The magazine’s executive editor Eric Bates insisted that “everything we published was on the record.”

“We got a lot of stuff off the record and didn’t use it. We respected all of those boundaries,” he told CNN.

“These weren’t off-the-cuff remarks by his staff he didn’t know about.”

Bates said the stunning profile, entitled “The Runaway General,” was helped by the fact that the author was stranded with McChrystal and his entourage when their flights were canceled due to ash from an Icelandic volcano in April.

“One of the reasons we got so much access was Michael Hastings was with the general and his staff in Paris, and they got stranded by the volcano in Iceland and couldn’t fly to Berlin and had to take a bus.

“So our reporter was on the road with him for a number of days, went out drinking with them, saw them preparing for speeches, saw them going to meetings and then also went to Afghanistan.”

“We were really behind the curtain and hearing how the general and his top staff talk among themselves amidst this war. They are a close knit group,” Bates added. “They are in the war and this is how they talk behind the scenes when they are blowing off steam by themselves.”

Hastings told NBC News that McChrystal and his aides were drinking “the whole way” on the bus trip to Berlin.

“They let loose,” Hastings told the network. “I don’t blame them. They have a hard job.”

Hastings has familiarity with the top echelons of the U.S. military from reporting on the wars in Iraq and Afghanistan during recent years.

On Tuesday, Hastings said McChrystal and his team were thoroughly aware that the reporter in their midst was using their quotes.

“There were no ground rules given to me. I had a tape recorder and notepad out the entire time,” he told CNN by telephone from the Afghan city of Kandahar. “I think it was all very clear that it was on the record.”
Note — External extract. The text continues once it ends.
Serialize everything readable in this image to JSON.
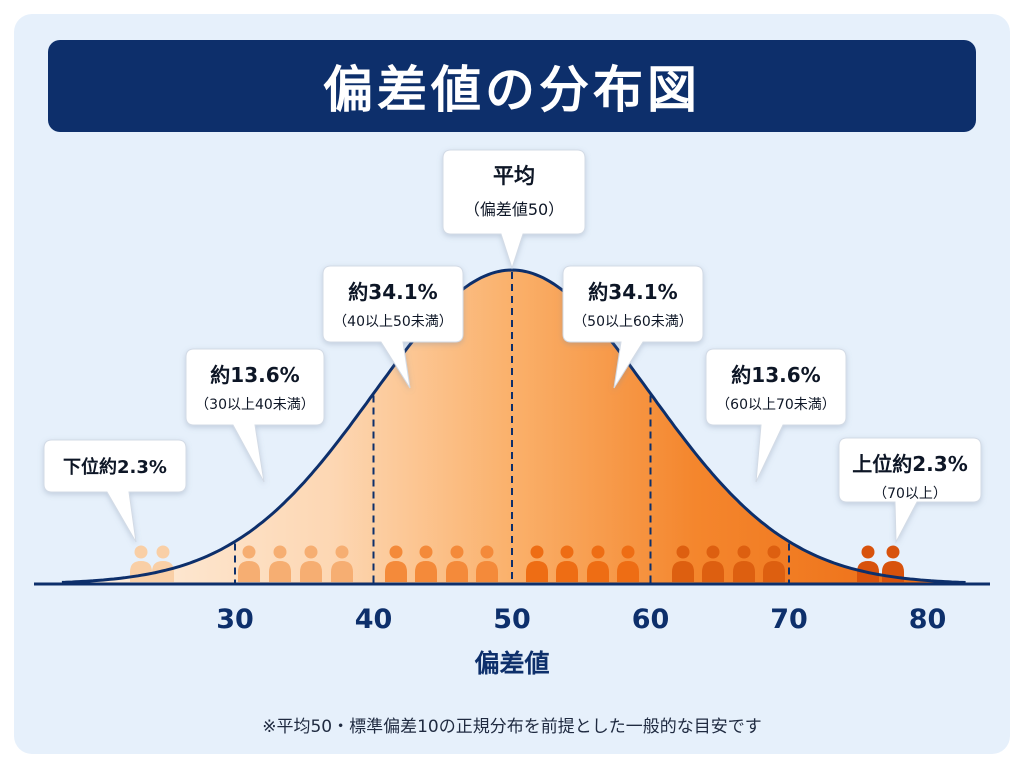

Hastings told ABC he attributed the shock statements to “a natural kind of recklessness that Gen. McChrystal has, which has been with him through his entire career, as I understand it.”
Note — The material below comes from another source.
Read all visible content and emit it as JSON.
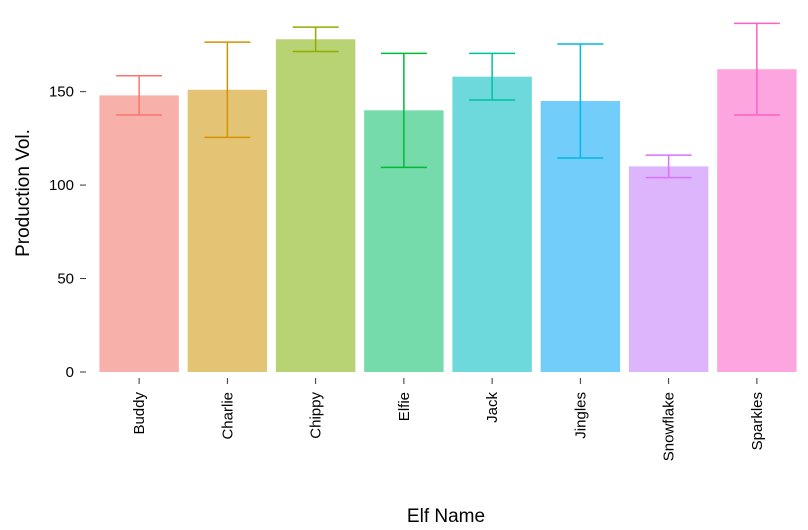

Bates said no one asked them to pull the article, which he said was checked thoroughly by McChrystal’s team, and he suggested its impact would be significant.

“These comments show a deep division, a war within the administration over the war itself and the strategy,” he said.
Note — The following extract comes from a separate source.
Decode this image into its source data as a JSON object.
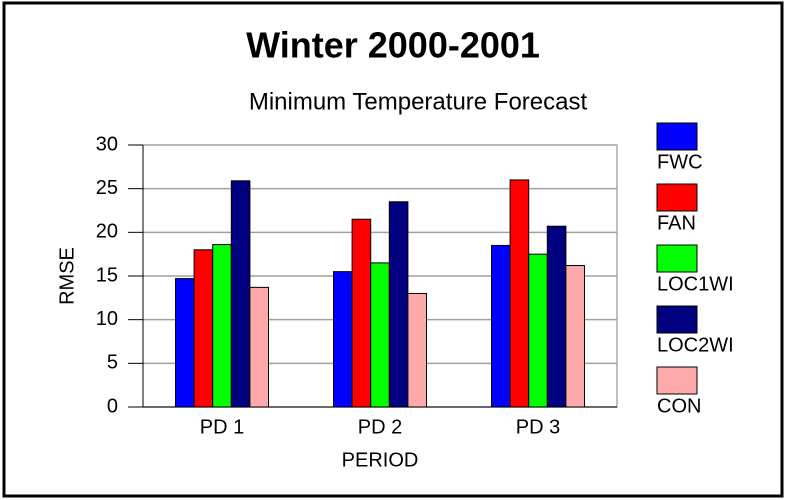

“That war has been going on since the beginning over the troop escalation and continues very clearly between the military side and the diplomatic side, and it’s very hard to see how we can win a war when we’re divided ourselves.”

Obama named McChrystal as commander in May 2009 to bring a fresh approach to the struggling Afghan campaign, but Hastings said the relationship “has been strained from the beginning.”

“I think the frustration is that the President really believes in the mission in Afghanistan. That, I think, is at the root of the problem,” he told NBC.